En octobre 2024, Québec promettait d’agir pour régler cette faille. Dans un avis de marché, il annonçait son intention de « combler l’écart estimé de 17,5 millions de droits d’émission observé au Québec entre l’offre et la demande pour la période 2013-2020 ». Une réduction du recours aux crédits compensatoires était également au menu.
Depuis lors, le président Donald Trump est revenu à la Maison-Blanche. Le tumulte commercial et la volte-face de Washington sur les enjeux climatiques ont retardé la mise à jour du marché du carbone, tant au Québec qu’en Californie.

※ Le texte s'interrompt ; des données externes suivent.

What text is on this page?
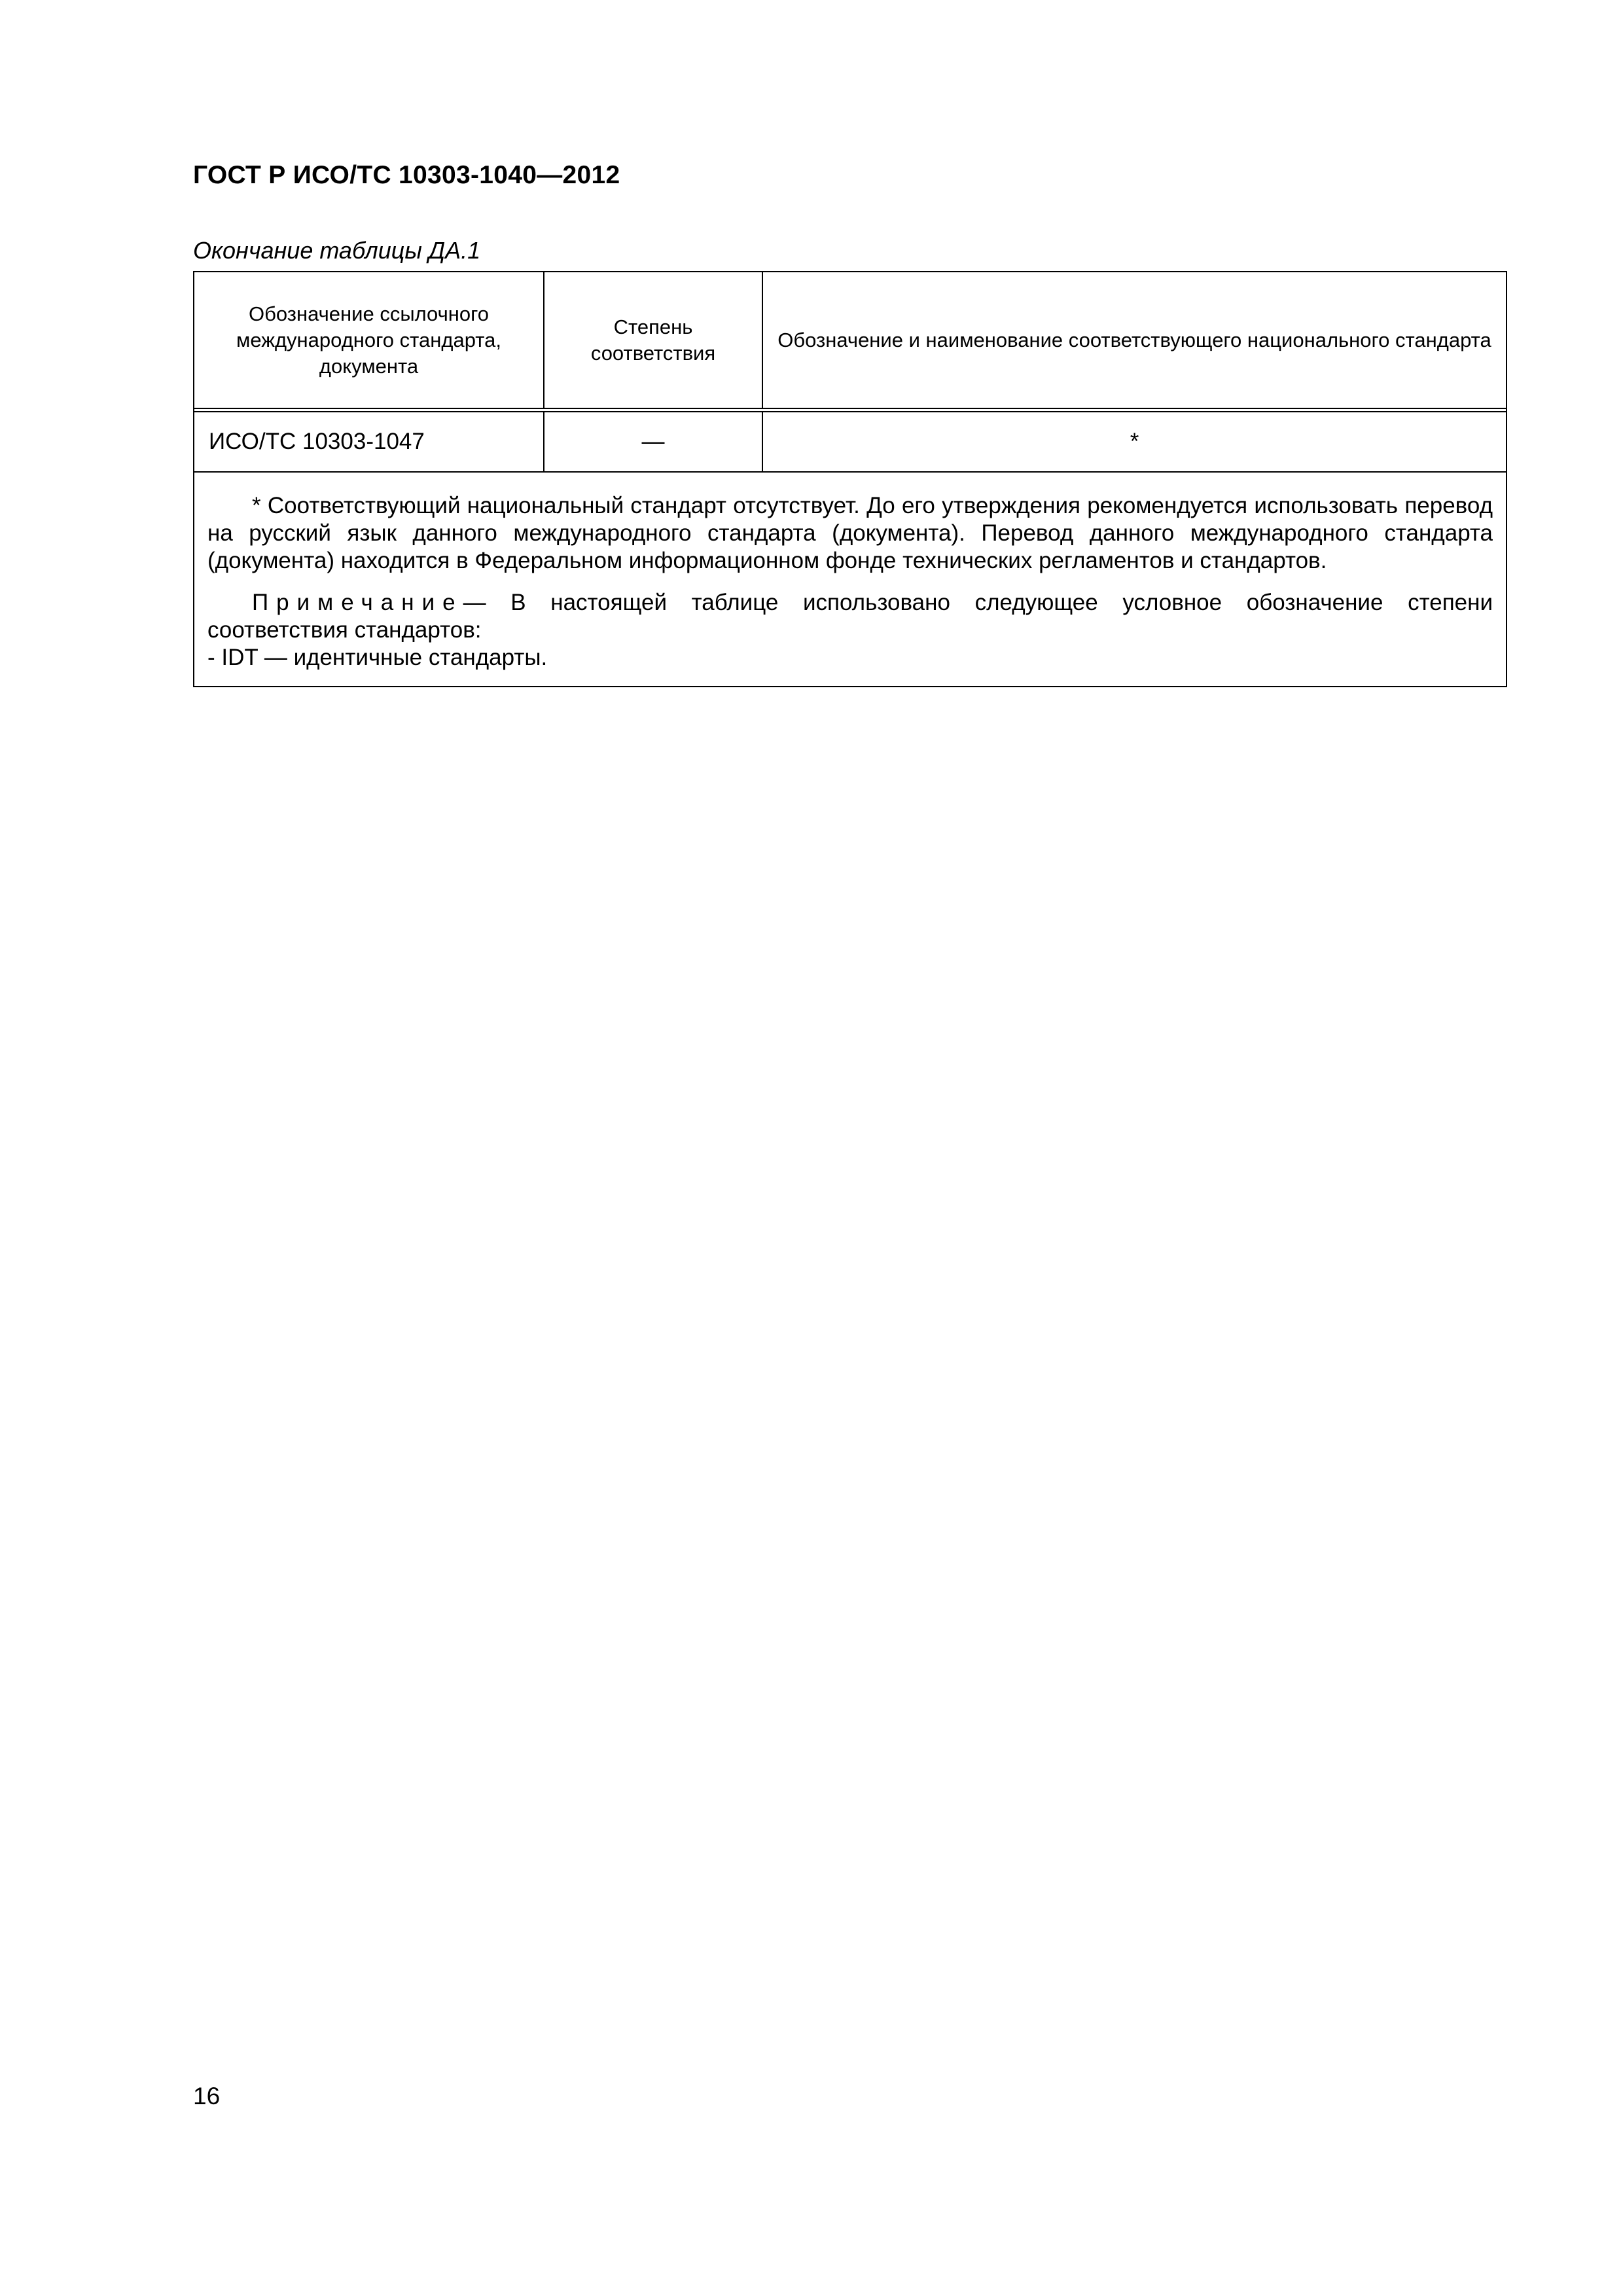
ГОСТ Р ИСО/ТС 10303-1040—2012
Окончание таблицы ДА.1
Обозначение ссылочного международного стандарта, документа
Степень соответствия
Обозначение и наименование соответствующего национального стандарта
ИСО/ТС 10303-1047	—	*

* Соответствующий национальный стандарт отсутствует. До его утверждения рекомендуется использовать перевод на русский язык данного международного стандарта (документа). Перевод данного международного стандарта (документа) находится в Федеральном информационном фонде технических регламентов и стандартов.

Примечание— В настоящей таблице использовано следующее условное обозначение степени соответствия стандартов:

- IDT — идентичные стандарты.

16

Et en janvier dernier, le gouvernement du Québec a décidé de reporter de cinq ans sa cible climatique de 2030, invoquant un « pragmatisme vert ». Une réduction de 37,5 %, par rapport aux émissions de 1990, est désormais voulue pour 2035. À titre comparatif, la Californie vise une réduction de 40 % en 2030.
Les participants doivent « spéculer »
Ainsi, le nouveau projet de règlement ne met en œuvre aucun mécanisme pour « combler l’écart » sur le marché du carbone causé par les 17 millions d’unités excédentaires, qui correspondent chacune à une tonne de CO₂. Pourquoi ?
« Dans le contexte actuel, nous avons misé sur la réduction graduelle de la limite d’utilisation des crédits compensatoires qui permettra de résorber en partie le surplus observé au Québec », répond le cabinet de la ministre Déry, qui ne mentionne pas le report de la cible climatique à 2035.
Charles Séguin, professeur à l’Université du Québec à Montréal et membre du CCCC, juge que la décision du ministère est « en cohérence » avec le report de la cible de 2030, réprouvé par le CCCC. Selon lui, le gouvernement devrait toutefois faire ses devoirs et recalculer les plafonds du SPEDE en fonction de la cible reportée, ce qui n’a pas encore été fait.
M. Pineau regrette quant à lui que le gouvernement explique aussi peu clairement ses choix dans la révision du SPEDE. « Annoncer des révisions et ne pas les réaliser, sans s’expliquer, contribue à entretenir une mauvaise connaissance du SPEDE et une confusion sur ce qui est nécessaire ou non », estime-t-il.
Actuellement, selon M. Pineau, les acteurs du marché doivent « spéculer » pour comprendre le changement de cap du gouvernement. « Cela n’aide en rien la crédibilité du marché, la lutte contre les changements climatiques et les investissements productifs que les entreprises pourraient réaliser. »
Le projet de règlement prévoit d’autres modifications : nouveaux mécanismes de surveillance, réaménagement du calendrier de conformité, ajustement de certains paramètres scientifiques, changements dans les allocations gratuites offertes à certaines industries, etc.
Une période de consultation de 45 jours en cours. Le règlement pourrait entrer en vigueur rapidement après l’expiration de ce délai.